Proof assistants based on dependent types are
powerful tools for building certified
software. In order to verify programs written
in a different language, however, a
representation of those programs in the proof
assistant is required. When that language is
sufficiently similar to that of the proof
assistant, one solution is to use a
shallow embedding to directly encode
source programs as programs in the proof
assistant. One challenge with this approach is
ensuring that any semantic gaps between the
two languages are accounted for. In this
paper, we present GSet, a mixed
embedding that bridges the gap between OCaml
GADTs and inductive datatypes in Coq. This
embedding retains the rich typing information
of GADTs while also allowing pattern matching
with impossible branches to be translated
without additional axioms. We formalize this
with GADTml, a minimal calculus that
captures GADTs in OCaml, and gCIC, an
impredicative variant of the Calculus of
Inductive Constructions.

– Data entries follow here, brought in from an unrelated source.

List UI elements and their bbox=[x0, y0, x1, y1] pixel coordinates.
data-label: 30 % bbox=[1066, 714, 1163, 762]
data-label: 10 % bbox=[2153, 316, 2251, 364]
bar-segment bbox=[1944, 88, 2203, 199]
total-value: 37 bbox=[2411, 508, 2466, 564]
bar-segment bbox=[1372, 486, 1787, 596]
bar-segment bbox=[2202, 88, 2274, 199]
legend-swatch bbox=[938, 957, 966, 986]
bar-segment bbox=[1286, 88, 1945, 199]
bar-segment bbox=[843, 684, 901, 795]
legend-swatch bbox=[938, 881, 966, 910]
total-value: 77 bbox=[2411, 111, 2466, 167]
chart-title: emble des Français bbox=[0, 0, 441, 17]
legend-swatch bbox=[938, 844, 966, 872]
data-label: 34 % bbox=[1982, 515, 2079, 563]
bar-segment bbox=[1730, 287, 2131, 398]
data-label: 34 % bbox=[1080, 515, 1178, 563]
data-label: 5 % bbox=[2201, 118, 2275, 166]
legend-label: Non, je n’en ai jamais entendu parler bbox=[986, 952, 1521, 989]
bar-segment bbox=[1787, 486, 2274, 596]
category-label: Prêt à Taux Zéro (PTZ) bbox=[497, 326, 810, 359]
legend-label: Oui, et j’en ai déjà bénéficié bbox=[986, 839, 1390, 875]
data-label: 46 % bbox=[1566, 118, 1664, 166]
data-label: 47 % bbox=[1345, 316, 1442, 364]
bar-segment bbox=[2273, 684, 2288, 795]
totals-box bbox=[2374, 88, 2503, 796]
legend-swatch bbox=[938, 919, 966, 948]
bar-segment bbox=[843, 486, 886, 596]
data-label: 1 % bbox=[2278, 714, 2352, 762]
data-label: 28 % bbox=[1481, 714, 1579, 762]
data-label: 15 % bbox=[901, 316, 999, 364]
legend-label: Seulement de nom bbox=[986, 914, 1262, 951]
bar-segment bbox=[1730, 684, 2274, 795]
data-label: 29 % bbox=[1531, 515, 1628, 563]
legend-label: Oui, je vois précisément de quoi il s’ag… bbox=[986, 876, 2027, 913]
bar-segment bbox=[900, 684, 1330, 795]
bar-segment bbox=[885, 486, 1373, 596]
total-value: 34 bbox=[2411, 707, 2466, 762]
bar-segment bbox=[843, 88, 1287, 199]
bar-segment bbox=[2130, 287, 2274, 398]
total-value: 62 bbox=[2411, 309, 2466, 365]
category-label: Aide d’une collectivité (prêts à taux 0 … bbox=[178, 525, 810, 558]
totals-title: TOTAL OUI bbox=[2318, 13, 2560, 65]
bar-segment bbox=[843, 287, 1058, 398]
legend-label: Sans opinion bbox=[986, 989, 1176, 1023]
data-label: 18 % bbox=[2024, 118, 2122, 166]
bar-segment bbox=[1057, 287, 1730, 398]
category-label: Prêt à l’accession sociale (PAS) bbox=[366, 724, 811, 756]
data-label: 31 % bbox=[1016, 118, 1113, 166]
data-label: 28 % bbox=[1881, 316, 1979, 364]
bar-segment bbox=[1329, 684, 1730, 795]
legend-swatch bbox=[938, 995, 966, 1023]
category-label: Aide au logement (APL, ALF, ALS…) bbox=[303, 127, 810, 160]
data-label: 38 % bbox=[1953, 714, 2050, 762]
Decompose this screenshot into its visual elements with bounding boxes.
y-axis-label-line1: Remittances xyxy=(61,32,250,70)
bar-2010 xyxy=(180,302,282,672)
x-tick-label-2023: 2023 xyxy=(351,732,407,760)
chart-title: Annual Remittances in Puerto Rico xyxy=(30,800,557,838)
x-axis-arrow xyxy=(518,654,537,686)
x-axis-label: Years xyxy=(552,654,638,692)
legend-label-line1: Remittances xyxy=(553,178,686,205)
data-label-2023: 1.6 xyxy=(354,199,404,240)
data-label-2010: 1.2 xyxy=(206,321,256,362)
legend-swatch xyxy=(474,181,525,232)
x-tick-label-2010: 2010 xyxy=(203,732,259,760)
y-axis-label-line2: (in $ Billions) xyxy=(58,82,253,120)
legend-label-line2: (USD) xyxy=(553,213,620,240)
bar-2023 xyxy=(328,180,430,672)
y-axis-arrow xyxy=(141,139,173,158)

Furthermore, we
present the translation algorithm between
GADTml and gCIC, together with a proof
of the soundness of this translation. We have
integrated this technique into Coq-of-OCaml,
a tool for automatically translating OCaml
programs into Coq. Finally, we demonstrate
the feasibility of our approach by using our
enhanced version of Coq-of-OCaml to translate
a portion of the Tezos code base into Coq.